In this vision of a new society, workers would also possess control over their social and cultural lives. This begins with the elimination of chauvinisms and bigotries which the owning class has used to divide workers against each other. Racial animosity, sexism and misogyny, queerphobia, and nativism will wither away as these divisions are overcome through the collective and democratic crafting of this new society. Women, racial minorities, immigrants, Queer people, and other vulnerable communities would enjoy true legal protections. The system of tyrannical policing, designed to oppress poor working people and communities of color, would be abolished, replaced by worker-controlled community defense. Art and culture can become arenas of leisure, entertainment, and solace for working people, no longer commercialized and commodified as more products to sell for profit.

In this worker-led society, imperialistic wars would become an atrocity of the past. The exploitation, oppression, and pillaging of other countries would end, returning sovereignty and independence to other peoples and safeguarding security and peace for us and our neighbors on this shared globe. The human carnage and environmental devastation of our current world can be replaced with peaceful and cooperative coexistence with peoples across the planet.

This is the vision of what a world for working people can look like. We present it, not as a concrete or definitive outline for what society can look like, but as an ideal to struggle and strive for. The details and specifics are not for us to determine—they are for the international working class to decide upon and implement for their own collective wellbeing.
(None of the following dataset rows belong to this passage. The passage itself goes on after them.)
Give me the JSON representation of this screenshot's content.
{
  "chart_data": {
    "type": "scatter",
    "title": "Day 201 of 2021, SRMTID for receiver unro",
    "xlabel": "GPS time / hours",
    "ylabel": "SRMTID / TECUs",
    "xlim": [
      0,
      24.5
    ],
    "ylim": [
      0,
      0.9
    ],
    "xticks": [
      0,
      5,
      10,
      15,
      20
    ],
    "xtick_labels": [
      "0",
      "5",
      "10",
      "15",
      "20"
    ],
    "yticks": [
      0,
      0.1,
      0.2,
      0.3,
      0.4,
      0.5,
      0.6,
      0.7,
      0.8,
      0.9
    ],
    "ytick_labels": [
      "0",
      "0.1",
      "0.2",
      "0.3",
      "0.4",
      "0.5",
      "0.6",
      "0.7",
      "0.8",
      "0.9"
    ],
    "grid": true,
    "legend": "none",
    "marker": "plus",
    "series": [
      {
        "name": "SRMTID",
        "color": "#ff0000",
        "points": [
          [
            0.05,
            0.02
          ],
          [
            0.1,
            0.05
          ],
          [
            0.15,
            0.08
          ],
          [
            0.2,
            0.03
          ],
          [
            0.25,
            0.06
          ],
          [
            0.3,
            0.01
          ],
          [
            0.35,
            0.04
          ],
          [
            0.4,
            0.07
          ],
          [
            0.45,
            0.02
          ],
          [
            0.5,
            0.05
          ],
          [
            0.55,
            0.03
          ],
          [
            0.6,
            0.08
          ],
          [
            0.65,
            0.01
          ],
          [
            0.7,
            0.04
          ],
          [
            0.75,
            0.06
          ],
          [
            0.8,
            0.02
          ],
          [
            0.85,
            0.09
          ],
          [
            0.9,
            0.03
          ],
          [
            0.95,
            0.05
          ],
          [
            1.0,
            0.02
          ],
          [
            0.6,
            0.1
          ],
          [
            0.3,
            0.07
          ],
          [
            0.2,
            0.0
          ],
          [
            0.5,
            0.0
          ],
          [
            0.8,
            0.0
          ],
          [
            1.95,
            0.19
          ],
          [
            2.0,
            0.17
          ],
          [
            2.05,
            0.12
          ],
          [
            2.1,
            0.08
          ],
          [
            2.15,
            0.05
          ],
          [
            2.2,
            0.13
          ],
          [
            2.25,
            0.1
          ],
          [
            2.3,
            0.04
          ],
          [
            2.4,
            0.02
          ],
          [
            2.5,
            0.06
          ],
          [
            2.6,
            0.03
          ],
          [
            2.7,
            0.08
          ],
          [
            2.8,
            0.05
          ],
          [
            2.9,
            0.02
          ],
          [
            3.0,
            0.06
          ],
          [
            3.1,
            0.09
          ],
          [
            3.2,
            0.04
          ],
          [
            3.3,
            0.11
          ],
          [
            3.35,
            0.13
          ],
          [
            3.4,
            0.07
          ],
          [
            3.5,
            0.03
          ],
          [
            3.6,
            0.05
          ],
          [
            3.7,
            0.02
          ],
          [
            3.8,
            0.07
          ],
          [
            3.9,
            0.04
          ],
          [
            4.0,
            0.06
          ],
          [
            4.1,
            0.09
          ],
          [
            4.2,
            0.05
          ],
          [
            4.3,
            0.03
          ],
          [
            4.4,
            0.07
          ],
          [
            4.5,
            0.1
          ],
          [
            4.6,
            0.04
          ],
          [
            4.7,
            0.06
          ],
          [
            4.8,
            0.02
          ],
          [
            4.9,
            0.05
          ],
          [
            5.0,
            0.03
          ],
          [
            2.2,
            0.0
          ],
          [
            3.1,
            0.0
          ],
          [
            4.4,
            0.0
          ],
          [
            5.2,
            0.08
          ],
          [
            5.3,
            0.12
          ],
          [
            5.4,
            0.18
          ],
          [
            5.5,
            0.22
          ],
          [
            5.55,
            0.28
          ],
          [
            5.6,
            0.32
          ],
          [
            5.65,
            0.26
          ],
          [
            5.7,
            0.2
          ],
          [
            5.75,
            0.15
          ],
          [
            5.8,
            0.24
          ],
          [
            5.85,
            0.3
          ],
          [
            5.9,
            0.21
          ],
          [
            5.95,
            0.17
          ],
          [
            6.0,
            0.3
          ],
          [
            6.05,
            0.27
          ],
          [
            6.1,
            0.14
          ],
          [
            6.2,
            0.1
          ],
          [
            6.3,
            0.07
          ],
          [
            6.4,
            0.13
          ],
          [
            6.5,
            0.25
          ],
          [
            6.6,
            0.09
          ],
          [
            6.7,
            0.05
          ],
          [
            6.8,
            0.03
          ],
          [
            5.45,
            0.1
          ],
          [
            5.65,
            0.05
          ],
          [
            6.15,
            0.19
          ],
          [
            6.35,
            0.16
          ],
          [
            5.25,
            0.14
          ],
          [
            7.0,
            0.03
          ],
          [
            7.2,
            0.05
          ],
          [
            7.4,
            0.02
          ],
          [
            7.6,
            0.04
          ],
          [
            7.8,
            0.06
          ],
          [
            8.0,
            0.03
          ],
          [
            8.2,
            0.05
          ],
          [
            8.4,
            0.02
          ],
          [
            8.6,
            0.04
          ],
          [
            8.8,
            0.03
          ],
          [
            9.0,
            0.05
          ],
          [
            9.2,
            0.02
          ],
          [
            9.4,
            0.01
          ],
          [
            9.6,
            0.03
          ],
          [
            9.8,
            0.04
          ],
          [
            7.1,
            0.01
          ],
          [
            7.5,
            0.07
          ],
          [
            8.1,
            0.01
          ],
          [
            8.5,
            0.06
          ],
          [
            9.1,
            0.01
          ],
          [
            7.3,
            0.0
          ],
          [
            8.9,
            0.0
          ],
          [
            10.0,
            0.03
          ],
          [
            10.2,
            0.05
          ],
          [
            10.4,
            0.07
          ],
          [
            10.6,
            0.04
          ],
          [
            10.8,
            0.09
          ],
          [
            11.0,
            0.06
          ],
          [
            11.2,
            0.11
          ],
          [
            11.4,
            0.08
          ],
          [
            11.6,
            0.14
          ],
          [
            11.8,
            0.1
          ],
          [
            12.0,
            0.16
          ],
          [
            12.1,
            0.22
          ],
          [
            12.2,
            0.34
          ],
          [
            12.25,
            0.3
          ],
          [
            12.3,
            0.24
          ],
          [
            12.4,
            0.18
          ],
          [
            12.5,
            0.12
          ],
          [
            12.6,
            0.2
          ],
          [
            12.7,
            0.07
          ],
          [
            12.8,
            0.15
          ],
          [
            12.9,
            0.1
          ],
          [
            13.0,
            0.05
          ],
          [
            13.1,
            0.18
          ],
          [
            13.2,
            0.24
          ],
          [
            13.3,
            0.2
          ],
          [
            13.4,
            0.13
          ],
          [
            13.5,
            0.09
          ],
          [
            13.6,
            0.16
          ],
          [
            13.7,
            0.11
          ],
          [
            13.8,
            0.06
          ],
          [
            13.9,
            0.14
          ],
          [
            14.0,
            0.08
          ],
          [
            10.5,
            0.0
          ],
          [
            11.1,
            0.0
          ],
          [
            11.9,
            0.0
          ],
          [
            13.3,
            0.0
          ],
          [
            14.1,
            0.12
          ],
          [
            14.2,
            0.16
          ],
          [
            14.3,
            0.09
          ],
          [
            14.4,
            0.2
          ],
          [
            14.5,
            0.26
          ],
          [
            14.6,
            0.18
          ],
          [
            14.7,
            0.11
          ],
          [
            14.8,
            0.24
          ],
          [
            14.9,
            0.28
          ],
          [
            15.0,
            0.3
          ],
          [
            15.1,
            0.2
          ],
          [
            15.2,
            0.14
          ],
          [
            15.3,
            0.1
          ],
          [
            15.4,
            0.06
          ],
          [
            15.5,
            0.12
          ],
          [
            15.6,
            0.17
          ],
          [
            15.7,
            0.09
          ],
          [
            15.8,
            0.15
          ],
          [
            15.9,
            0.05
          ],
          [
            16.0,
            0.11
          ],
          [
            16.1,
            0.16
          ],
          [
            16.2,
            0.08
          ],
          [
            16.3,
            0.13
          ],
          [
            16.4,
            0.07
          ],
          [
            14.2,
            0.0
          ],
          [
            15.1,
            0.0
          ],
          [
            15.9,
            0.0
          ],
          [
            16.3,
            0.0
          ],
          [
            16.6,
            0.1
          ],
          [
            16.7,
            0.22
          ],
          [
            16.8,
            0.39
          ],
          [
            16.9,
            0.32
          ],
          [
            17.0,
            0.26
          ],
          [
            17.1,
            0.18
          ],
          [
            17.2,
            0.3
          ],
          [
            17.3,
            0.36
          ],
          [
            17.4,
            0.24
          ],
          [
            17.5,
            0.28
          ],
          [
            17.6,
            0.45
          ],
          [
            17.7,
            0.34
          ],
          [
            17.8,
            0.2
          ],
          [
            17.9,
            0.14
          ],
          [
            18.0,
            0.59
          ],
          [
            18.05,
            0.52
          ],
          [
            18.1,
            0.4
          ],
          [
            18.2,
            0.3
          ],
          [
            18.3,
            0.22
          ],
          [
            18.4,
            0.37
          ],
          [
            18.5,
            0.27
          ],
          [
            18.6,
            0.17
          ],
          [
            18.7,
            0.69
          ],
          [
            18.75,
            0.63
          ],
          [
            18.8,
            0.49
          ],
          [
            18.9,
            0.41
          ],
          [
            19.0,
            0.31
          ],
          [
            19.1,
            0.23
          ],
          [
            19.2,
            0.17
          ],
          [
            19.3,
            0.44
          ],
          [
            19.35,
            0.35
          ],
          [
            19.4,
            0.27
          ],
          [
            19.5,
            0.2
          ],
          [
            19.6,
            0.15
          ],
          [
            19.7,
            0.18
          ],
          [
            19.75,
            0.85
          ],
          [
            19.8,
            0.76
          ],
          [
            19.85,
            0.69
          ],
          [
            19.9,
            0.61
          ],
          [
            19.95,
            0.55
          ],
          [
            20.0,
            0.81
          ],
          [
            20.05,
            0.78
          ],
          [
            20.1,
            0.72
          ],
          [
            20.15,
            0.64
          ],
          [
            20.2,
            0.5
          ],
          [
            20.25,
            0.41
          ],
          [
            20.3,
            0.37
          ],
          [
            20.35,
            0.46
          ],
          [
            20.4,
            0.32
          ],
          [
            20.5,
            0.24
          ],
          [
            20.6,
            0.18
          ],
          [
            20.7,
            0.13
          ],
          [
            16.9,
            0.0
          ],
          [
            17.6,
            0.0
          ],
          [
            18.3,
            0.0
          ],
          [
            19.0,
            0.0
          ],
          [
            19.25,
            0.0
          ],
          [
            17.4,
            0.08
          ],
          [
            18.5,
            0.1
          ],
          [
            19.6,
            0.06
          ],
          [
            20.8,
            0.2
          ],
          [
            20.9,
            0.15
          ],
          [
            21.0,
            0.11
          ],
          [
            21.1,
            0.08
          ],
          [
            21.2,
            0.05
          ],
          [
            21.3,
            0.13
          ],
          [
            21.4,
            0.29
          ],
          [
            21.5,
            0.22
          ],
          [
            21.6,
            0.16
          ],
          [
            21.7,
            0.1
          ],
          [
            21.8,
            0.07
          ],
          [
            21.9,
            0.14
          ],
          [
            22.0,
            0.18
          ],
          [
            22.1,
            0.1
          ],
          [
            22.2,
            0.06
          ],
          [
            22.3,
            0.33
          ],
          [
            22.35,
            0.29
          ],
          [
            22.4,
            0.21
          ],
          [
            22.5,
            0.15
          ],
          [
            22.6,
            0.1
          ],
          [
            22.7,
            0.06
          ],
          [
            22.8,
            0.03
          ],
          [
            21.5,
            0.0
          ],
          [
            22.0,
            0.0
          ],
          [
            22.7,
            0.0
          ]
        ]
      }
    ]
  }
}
The Louisville Workers Brigade is a revolutionary organization dedicated to raising the class consciousness of working people so that our class can proceed to this next phase of our economic, political, social, and cultural existence. We are not bomb-making terrorists, but neither are we thoughtless idealists. Instead, The Louisville Workers Brigade embraces a scientific and historical approach to addressing the most pressing needs of the working class. We believe that the working people of the world can and must unite to overcome the current ills of our present system. When this occurs, we look forward to the day when working people may live in harmony with each other and the world.